Nei progetti appariva luminoso e leggero, nella realtà è scuro e massiccio: una trasformazione che merita risposte
Tra Via Magenta, Via Solferino e Corso Italia si avvia alle battute finali una delle trasformazioni urbane che più hanno diviso i fiorentini: al posto dell’ex Teatro Comunale, sta per concludersi il cantiere del nuovo complesso residenziale firmato Hines e Blue Noble — uno degli interventi più ambiziosi e visivamente impattanti degli ultimi anni, di cui LFCV si è già occupata in un approfondito FOCUS di Nadia Fondelli del 3 Aprile.
Nei rendering iniziali diffusi dallo studio Vittorio Grassi Architects, il progetto presentava un impianto architettonico moderno ma elegante e rispettoso, con un corpo sottile di 7 piani su Corso Italia dominato da tamponamenti in metallo dai toni dorati e caldi, apparentemente studiato per stemperarsi nella luce naturale e mantenere una continuità visiva con il contesto storico. Scelta coerente anche con l’intervento sul corpo di fabbrica dell’ex Teatro stesso, la cui parte alta ha una facciata continua realizzata in vetro riflettente, trasformando l’edificio quasi in uno specchio del cielo.
Oggi, a lavori in fase avanzata, ciò che svetta sul corpo di fabbrica attiguo alla facciata del Teatro è invece un volume opaco e scuro: un corpo edilizio che non solo tradisce le aspettative generate dai materiali divulgati in fase progettuale, ma che, per impatto visivo e cromatico, risulta ancora più estraneo al linguaggio urbano circostante.
La discrepanza tra quanto promesso graficamente nei rendering e quanto effettivamente realizzato apre interrogativi precisi su chi abbia approvato — o omesso di vigilare — su questa trasformazione. È compito dello studio di progettazione proporre soluzioni formali e materiche, ma è responsabilità delle autorità competenti, in primis la Soprintendenza Archeologia, Belle Arti e Paesaggio per Firenze, verificare che ogni variante in corso d’opera, soprattutto in una zona vincolata, sia coerente con l’impianto approvato e rispetti l’equilibrio del paesaggio urbano.

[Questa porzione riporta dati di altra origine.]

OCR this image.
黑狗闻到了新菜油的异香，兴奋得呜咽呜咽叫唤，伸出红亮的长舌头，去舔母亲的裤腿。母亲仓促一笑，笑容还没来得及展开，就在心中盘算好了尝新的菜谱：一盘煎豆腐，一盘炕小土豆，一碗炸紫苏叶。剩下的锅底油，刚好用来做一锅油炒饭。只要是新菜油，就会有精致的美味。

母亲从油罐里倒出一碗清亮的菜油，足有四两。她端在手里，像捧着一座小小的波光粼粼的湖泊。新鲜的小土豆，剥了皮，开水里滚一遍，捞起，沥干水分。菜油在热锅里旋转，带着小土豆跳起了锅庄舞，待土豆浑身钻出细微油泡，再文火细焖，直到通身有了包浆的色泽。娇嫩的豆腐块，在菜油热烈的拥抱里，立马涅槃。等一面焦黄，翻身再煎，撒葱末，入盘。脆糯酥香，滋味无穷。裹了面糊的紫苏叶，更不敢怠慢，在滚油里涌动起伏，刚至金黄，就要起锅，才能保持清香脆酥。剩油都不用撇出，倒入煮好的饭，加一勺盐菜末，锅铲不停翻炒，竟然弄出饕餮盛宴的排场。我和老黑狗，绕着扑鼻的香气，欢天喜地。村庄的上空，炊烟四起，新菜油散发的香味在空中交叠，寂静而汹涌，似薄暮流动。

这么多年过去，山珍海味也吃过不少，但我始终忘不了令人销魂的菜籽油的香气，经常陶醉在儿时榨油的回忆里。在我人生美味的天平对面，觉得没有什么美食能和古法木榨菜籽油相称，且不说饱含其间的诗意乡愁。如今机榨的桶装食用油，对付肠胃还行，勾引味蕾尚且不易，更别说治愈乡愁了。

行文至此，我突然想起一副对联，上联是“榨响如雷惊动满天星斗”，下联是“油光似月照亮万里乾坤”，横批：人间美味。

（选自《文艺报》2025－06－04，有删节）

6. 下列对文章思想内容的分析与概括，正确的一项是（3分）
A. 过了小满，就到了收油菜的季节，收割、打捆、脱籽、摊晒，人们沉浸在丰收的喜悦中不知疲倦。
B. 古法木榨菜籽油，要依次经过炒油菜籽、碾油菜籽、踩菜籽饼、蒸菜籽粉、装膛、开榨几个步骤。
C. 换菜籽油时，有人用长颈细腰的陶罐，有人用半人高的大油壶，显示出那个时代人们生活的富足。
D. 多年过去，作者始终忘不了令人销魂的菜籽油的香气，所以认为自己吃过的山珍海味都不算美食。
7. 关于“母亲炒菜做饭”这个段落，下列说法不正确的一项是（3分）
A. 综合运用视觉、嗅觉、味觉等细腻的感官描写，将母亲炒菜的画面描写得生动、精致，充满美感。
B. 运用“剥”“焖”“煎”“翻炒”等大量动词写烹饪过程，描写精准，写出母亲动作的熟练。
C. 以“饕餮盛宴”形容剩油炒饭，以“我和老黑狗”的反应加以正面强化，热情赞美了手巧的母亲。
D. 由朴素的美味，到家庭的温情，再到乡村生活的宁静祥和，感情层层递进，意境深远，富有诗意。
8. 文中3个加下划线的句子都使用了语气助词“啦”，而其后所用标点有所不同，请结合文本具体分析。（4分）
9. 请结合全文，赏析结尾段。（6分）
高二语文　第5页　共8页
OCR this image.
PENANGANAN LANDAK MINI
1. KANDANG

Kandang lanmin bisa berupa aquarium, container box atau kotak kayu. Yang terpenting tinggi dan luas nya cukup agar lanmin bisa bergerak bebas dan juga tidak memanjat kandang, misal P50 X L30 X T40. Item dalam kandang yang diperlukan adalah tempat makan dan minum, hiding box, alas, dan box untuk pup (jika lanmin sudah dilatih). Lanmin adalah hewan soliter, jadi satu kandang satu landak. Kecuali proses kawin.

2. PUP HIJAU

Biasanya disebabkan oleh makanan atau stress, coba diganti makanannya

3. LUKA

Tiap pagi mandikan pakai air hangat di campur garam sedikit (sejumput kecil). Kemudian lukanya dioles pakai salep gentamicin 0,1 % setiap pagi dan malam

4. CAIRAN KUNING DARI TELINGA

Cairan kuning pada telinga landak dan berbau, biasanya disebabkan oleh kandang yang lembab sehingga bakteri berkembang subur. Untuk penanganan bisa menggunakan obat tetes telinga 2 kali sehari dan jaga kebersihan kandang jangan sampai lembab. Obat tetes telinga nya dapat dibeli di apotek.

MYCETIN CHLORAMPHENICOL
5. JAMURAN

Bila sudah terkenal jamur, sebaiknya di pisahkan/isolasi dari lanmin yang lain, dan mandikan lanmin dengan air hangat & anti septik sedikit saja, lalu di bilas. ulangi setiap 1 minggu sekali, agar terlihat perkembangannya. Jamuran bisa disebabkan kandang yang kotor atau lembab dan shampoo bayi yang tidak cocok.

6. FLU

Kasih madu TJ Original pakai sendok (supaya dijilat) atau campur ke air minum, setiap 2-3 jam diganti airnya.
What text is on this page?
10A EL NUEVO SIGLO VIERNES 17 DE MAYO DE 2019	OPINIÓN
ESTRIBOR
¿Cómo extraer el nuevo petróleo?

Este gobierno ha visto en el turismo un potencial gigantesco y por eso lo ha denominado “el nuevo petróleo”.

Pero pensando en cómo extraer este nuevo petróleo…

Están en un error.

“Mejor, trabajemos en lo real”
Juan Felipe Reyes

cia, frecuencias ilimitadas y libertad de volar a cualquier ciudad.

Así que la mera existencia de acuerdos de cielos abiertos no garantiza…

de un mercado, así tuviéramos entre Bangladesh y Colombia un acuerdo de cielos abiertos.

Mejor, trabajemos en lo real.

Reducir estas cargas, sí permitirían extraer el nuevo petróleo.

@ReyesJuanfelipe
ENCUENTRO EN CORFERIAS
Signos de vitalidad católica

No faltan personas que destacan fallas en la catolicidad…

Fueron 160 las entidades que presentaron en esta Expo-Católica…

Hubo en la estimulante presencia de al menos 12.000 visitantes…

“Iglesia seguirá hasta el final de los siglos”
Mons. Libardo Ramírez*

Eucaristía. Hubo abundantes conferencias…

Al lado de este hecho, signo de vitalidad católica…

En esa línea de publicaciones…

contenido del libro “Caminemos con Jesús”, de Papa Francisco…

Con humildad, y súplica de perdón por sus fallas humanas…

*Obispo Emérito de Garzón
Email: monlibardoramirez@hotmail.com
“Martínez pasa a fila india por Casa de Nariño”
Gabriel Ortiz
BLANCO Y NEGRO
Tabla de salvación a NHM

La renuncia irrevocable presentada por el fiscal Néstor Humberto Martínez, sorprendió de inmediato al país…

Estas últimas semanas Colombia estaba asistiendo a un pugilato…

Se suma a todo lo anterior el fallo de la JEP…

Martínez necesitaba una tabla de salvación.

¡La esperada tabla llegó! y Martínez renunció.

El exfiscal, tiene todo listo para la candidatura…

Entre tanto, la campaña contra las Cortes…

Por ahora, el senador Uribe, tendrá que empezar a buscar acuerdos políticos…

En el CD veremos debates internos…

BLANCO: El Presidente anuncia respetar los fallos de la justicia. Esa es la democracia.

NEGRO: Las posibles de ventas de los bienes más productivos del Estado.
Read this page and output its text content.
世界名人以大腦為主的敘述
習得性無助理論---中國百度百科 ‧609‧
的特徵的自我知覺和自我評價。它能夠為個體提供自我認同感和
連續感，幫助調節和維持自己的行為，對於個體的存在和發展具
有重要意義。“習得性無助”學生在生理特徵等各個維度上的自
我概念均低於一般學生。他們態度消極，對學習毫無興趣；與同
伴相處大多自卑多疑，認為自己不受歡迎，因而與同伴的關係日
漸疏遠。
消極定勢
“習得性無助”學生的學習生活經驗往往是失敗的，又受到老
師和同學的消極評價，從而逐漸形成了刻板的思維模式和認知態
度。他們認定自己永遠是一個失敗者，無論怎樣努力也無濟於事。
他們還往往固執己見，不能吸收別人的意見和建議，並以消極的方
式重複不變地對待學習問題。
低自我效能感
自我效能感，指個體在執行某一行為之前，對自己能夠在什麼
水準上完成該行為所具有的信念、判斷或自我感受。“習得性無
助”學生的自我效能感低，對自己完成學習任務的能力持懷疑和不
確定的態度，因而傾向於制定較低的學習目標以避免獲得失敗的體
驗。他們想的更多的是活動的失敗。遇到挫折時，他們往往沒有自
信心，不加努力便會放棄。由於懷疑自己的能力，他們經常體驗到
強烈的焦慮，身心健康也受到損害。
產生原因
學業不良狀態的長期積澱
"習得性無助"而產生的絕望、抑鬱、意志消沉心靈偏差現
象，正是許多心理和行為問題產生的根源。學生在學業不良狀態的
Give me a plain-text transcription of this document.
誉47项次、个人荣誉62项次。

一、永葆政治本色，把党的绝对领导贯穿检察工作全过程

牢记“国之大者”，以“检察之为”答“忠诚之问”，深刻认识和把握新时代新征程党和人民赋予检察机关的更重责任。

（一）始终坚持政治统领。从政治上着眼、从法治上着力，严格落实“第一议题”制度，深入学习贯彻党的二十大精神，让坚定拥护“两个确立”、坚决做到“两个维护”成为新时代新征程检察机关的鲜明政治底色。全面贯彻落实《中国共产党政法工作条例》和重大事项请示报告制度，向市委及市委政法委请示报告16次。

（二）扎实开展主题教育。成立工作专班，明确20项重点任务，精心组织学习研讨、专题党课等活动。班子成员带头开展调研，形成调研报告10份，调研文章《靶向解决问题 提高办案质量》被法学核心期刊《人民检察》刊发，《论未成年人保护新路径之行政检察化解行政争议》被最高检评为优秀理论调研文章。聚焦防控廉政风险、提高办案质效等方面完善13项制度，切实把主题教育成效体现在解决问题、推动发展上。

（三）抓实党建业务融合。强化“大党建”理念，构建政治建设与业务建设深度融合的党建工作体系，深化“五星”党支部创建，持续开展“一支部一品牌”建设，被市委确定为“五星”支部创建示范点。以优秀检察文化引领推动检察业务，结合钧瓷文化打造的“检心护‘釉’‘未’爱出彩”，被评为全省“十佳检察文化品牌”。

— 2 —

A tal proposito, sarebbe necessario chiarire se vi sia stata una variante formale depositata e approvata che giustifichi il passaggio dal tamponamento dorato — che nei rendering conferiva al corpo edilizio un carattere quasi evanescente — a un rivestimento scuro che oggi appare monolitico e dominante. L’altezza dell’edificio, già oggetto di critiche, viene amplificata visivamente proprio dal colore scelto, che ne sottolinea la presenza anziché attenuarla, in aperto contrasto con il linguaggio comunicativo utilizzato nella fase di presentazione pubblica del progetto.
In assenza di chiarimenti ufficiali da parte dei progettisti, dei responsabili della direzione lavori o degli enti preposti alla tutela, resta l’amaro sospetto che il progetto costruito si sia allontanato in modo non marginale da quello approvato. Se così fosse, non si tratterebbe soltanto di una questione di gusto o percezione, ma di una responsabilità di natura amministrativa e paesaggistica, che meriterebbe attenzione da parte delle istituzioni, delle associazioni di tutela e della cittadinanza.
A Firenze, città patrimonio dell’umanità, ogni modifica al profilo urbano comporta un dovere di trasparenza, rigore e coerenza. Quando il costruito disattende il progetto condiviso, è doveroso chiedere conto a chi ha il compito — e il potere — di vigilare.